It's been a particularly ugly Sunday in the world of news and comment.
Once again, a political scandal has appeared from out of the blue.
The 'Mail on Sunday' has published a particularly nasty hatchet-job on the actress Emily Lloyd. The root of Miss Lloyd's health difficulties is made quite clear - she suffers from the Gilles de la Tourette Syndrome.
The reporter's ignorance of GTS is staggering; they write, "(s)he has, at various times, been diagnosed with mild schizophrenia, attention deficit disorder, obsessive compulsive disorder and Tourettes syndrome" without knowing that ADD, OCD and GTS all belong to the same family of conditions, designed the 'neuropsychiatric disorders'; that many diagnoses of ADD and OCD are often misdiagnoses of GTS; and that obsessiveness is a very common symptom of GTS. What the reporter's ignorance reveals is that Miss Lloyd has probably been diagnosed with the same illness at least three times. Doctors, please note that some Tourettists' suspicion of you is not without cause.
Chronic insomnia might be another symptom. Miss Lloyd complains of it - and there is a very good reason why I write long essays before I go to work. One hopes that Miss Lloyd's confidence has not been too badly knocked by yet another stupid article purporting to deal with the effects of a grossly misunderstood medical condition; one whose nature has been used to murder the people who suffer from it.
Far ahead of the pack in the ideological nonsense stakes is Tim Congdon, with his suggestion that the Bank of England should be privatised. This is complete rot, a suggestion which, in this writer's opinion, is unfit for publication in any newspaper. If anything, the complete reverse of what he suggests is true; the Bank of England's independence should be revoked, and interest rates raised to 10 per cent immediately.
The Bank's unmandated policy of keeping interest rates artificially low for over a decade rendered the act of keeping money in the bank pointless. One of the principal drivers of the house price boom was the necessity of finding ways of accruing wealth that didn't involve having to trust your bank to make money for you. Unsophisticated savers who would otherwise have been happy just to earn interest on a pot of money in a savings account were driven to trying to become property speculators because of a claque of unelected coneheads' machinations and coneheading. The Bank of England should never have been freed from political control. OK, the politicians had messed up the interest rates many times before - but at least they can be thrown out by the people. The coneheads, dug in behind barricades of calculus, chanting formulae to each other like the priestly incantations they really are, can't. They're unassailable. This is not a satisfactory state of affairs.

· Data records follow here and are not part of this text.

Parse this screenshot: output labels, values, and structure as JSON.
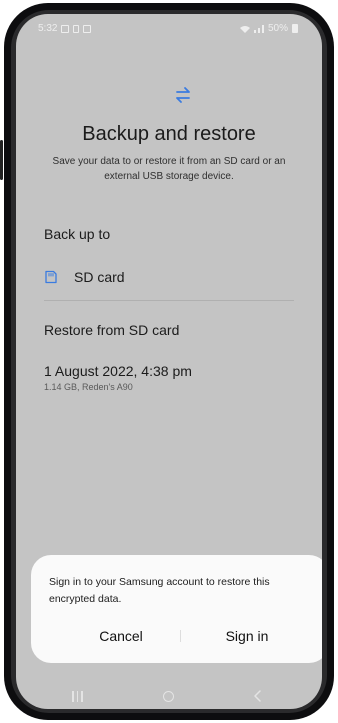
{
  "statusbar": {
    "time": "5:32",
    "battery": "50%"
  },
  "page": {
    "title": "Backup and restore",
    "subtitle": "Save your data to or restore it from an SD card or an external USB storage device."
  },
  "backup_section": {
    "heading": "Back up to",
    "items": [
      {
        "label": "SD card",
        "icon": "sd-card-icon"
      }
    ]
  },
  "restore_section": {
    "heading": "Restore from SD card",
    "backup": {
      "date": "1 August 2022, 4:38 pm",
      "details": "1.14 GB, Reden's A90"
    }
  },
  "dialog": {
    "message": "Sign in to your Samsung account to restore this encrypted data.",
    "cancel_label": "Cancel",
    "signin_label": "Sign in"
  },
  "navbar": {
    "icons": [
      "recents-icon",
      "home-icon",
      "back-icon"
    ]
  },
  "colors": {
    "accent": "#3a7be0",
    "dim_background": "#c4c4c4",
    "dialog_background": "#fafafa"
  }
}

It's time the coneheads were reined in. The economists have been the single most destructive group of experts in human history; yet being a secular priesthood, their comments are treated with a respect they frankly don't deserve. Since the days of Karl Marx, every single bad thing that has been done to human beings in the name of public policy has received intellectual validation from an economist. In a world without God, the followers of The Pie in the Sky Fairy are kings.

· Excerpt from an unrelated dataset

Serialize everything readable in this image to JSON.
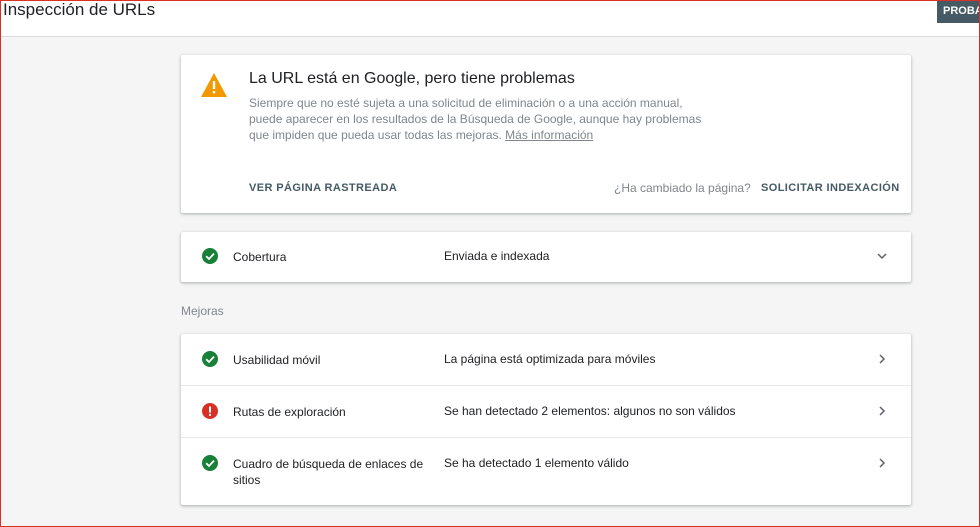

Their authority has never been challenged as it should have been - so let the iconoclasm commence. The best case for an interest rate of 10% is that it would give the little people an incentive to save some money, and accrue a little wealth on their own terms and in ways most suited to them; a banker's skill could then be determined by how much he helps to enrich his customers, as opposed to how well he enriches himself. The only reason for opposing such a move would be that it is British government policy that the British people should not have cash savings. We would then see our government's true colour. If that is British policy, we are entitled to know it.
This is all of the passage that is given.